続きは読めない、名作の"書き出し"だけのサイト
『白鯨』『アンナ・カレーニナ』など有名小説の"冒頭のひと文"だけをランダムに表示するサイト「Verba Prima」が話題。約60本を収録し、更新や"NEXT CHAPTER"ボタンで次々に名作の書き出しへ出会える。無料。
ひかり:ねえ、このサイト開くたびに、知らない小説の"書き出し"だけがぽんっと出てくるの。気になって、さっきから何十回も更新しちゃった……! これ何なのー!?
ことね:「Verba Prima」っていう、ちょっと素敵なサイトね。有名な文学作品の"冒頭のひと文"だけを、ランダムに見せてくれるの。『白鯨』『アンナ・カレーニナ』『老人と海』……名作の書き出しが60本くらい収録されてて、更新するか"NEXT CHAPTER"を押すと、次の一文に変わる。無料よ。
ひかり:書き出しだけ……? 続きは読めないの? うーん、いいところで止められる感じ、ちょっと生殺しだよっ……!
ことね:それがねらいなの。たとえば『白鯨』の"わたしをイシュメールと呼んでくれ"。たったひと文なのに、もう潮の匂いがするでしょう。名作って、最初の一行だけで、読む人を世界へ連れていっちゃうのよ。

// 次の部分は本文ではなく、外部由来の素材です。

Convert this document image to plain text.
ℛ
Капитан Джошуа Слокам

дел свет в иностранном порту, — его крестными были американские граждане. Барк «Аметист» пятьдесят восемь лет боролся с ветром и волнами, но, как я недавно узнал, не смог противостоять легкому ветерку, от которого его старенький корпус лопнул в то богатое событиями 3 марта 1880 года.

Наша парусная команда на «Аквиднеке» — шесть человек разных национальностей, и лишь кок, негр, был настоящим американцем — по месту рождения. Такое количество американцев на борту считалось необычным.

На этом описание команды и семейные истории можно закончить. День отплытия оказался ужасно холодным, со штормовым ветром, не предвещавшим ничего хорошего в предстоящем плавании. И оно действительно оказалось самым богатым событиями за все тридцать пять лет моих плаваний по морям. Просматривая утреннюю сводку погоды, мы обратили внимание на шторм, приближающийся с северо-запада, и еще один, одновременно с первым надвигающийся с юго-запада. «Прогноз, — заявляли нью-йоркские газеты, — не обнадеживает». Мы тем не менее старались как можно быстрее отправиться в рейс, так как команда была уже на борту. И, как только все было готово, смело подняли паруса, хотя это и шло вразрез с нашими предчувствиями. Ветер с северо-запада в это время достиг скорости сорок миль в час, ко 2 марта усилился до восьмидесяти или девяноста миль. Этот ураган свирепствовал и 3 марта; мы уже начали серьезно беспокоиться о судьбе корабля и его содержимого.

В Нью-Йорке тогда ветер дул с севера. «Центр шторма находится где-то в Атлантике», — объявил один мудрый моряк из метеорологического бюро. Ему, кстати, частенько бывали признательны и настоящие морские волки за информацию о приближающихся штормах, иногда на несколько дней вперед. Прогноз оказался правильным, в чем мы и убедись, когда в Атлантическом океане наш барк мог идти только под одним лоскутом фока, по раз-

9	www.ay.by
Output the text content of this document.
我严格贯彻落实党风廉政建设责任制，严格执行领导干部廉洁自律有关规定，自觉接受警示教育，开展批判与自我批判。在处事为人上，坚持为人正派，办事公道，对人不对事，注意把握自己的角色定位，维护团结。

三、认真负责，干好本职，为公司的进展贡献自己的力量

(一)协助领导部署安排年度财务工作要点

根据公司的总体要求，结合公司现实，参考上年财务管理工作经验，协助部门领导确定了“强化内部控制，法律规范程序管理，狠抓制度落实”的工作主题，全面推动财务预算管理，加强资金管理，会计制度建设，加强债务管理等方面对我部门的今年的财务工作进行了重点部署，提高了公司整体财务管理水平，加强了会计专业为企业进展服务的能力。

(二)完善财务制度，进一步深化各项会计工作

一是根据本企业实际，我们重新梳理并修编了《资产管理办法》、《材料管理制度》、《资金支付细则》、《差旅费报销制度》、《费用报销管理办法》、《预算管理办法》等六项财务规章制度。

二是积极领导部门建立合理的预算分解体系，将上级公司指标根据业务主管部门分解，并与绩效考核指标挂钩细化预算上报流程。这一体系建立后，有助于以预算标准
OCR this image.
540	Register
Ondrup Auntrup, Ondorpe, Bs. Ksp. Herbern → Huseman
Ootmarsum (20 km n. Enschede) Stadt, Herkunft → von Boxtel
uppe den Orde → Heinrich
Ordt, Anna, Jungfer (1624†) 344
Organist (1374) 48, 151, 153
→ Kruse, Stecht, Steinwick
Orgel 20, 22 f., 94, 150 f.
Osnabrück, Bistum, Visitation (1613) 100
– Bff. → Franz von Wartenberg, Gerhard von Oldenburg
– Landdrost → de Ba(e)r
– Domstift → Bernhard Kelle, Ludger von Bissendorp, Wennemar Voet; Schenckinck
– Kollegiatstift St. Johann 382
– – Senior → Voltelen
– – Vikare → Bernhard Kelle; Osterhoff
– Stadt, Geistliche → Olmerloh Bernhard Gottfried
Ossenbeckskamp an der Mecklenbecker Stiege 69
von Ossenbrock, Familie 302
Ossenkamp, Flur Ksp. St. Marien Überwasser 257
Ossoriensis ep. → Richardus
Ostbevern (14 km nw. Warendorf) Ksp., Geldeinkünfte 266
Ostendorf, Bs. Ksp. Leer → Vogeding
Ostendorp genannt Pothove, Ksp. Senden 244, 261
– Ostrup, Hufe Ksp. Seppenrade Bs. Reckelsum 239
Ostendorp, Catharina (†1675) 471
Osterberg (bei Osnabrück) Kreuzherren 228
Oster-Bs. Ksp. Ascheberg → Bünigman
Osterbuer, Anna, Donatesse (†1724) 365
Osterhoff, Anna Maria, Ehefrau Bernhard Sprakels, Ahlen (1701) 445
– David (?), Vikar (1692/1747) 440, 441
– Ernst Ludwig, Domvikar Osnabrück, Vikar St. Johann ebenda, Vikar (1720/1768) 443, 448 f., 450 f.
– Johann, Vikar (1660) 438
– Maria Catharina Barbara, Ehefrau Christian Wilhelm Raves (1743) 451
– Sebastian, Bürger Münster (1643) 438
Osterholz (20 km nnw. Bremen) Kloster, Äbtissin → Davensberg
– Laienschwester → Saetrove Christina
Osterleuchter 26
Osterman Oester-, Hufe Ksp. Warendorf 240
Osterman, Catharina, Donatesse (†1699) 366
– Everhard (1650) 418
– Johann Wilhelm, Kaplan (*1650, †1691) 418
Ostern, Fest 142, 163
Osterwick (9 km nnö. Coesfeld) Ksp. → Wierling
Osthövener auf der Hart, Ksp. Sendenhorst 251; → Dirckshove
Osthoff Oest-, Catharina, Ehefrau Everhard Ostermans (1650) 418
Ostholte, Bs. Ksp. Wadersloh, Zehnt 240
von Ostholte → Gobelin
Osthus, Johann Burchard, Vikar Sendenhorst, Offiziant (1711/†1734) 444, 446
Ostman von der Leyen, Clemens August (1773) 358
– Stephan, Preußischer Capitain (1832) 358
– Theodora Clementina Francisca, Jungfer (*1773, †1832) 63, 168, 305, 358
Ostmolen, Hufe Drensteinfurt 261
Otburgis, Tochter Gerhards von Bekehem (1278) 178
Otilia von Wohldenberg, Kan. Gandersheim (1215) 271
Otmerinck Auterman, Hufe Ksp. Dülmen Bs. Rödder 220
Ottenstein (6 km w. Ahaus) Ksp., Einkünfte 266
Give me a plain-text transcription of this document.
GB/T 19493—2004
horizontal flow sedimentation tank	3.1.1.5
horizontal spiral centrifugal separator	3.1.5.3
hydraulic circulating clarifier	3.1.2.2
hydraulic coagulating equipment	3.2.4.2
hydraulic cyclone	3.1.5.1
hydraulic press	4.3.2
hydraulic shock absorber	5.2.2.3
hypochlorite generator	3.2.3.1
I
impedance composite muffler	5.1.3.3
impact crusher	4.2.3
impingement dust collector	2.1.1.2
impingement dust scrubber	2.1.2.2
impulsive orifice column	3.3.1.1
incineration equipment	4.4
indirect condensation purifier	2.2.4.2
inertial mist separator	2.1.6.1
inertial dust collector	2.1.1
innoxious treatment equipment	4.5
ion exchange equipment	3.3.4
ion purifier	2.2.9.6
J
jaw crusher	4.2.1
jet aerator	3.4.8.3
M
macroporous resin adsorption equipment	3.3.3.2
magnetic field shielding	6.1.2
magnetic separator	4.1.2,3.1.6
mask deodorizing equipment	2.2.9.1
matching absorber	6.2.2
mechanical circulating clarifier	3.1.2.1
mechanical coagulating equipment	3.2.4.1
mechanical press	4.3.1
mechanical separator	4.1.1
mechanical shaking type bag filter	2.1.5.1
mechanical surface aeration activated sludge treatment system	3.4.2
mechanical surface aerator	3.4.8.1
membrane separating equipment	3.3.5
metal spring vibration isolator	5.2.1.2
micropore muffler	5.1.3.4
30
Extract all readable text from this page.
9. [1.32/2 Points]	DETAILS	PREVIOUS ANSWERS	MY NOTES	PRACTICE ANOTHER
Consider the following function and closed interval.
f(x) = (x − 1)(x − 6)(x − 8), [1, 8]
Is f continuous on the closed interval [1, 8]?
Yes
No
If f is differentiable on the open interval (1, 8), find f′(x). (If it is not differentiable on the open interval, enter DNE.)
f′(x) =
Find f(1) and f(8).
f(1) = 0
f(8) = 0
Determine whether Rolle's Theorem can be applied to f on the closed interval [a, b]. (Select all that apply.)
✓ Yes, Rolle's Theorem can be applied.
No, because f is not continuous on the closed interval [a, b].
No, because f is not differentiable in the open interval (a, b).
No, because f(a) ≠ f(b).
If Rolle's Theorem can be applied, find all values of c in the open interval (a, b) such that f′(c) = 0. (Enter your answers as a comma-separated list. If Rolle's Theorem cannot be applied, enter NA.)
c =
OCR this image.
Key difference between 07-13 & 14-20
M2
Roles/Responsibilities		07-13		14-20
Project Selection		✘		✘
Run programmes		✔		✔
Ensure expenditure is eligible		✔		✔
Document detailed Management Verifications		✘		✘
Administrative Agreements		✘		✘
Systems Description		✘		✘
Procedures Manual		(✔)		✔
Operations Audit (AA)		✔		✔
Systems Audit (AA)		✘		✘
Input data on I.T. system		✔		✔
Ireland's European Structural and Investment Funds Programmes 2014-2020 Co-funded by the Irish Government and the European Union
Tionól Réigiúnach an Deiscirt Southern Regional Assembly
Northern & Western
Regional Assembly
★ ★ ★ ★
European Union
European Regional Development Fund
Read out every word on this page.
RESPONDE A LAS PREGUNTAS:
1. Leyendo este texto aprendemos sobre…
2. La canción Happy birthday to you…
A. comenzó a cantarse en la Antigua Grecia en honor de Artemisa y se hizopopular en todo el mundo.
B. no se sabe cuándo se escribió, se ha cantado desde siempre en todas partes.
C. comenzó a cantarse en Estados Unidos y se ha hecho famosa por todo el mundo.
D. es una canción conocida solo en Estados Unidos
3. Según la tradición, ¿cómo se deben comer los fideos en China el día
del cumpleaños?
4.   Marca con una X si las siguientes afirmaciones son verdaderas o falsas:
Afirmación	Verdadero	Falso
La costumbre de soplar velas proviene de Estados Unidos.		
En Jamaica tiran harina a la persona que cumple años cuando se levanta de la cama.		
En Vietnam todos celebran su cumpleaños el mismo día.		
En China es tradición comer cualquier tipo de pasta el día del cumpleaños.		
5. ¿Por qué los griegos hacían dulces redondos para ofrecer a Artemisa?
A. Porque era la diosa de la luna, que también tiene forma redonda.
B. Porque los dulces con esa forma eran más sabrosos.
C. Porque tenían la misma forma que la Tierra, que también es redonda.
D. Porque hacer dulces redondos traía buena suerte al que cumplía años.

みずき:…で、それ誰得なの。書き出しを眺めたところで、結局その本を読むわけじゃないでしょ。
ことね:逆よ、みずき。"幸福な家庭はどれも似ているが、不幸な家庭はそれぞれに不幸だ"——『アンナ・カレーニナ』の書き出し、読んだことなくても聞き覚えない? 名文の一行目って、本編より先に世間をひとり歩きしてるの。ここは、その歩いてる一行に、まとめて会える場所なのよ。
みずき:…まあ。ジャケ買いならぬ"書き出し買い"の、試着室ではあるわね。
ひかり:それだ! ぐっときた一文があったら、その本を読みにいけばいいんだ! ……うわ、読みたい本がまた増えちゃう〜!
ひなた:ふぁ〜……書き出しって、ごはんの最初のひとくちに似てるのです。ひとくちで"あ、おいしい"ってわかるお店は、たいてい最後までおいしい。……名作の一行目は、きっと、いちばん最初のひとくち、なのです。
まとめ:読んだことのない本でも、最初の一行だけは知っている。名文の書き出しは、本編より先にひとり歩きするらしい。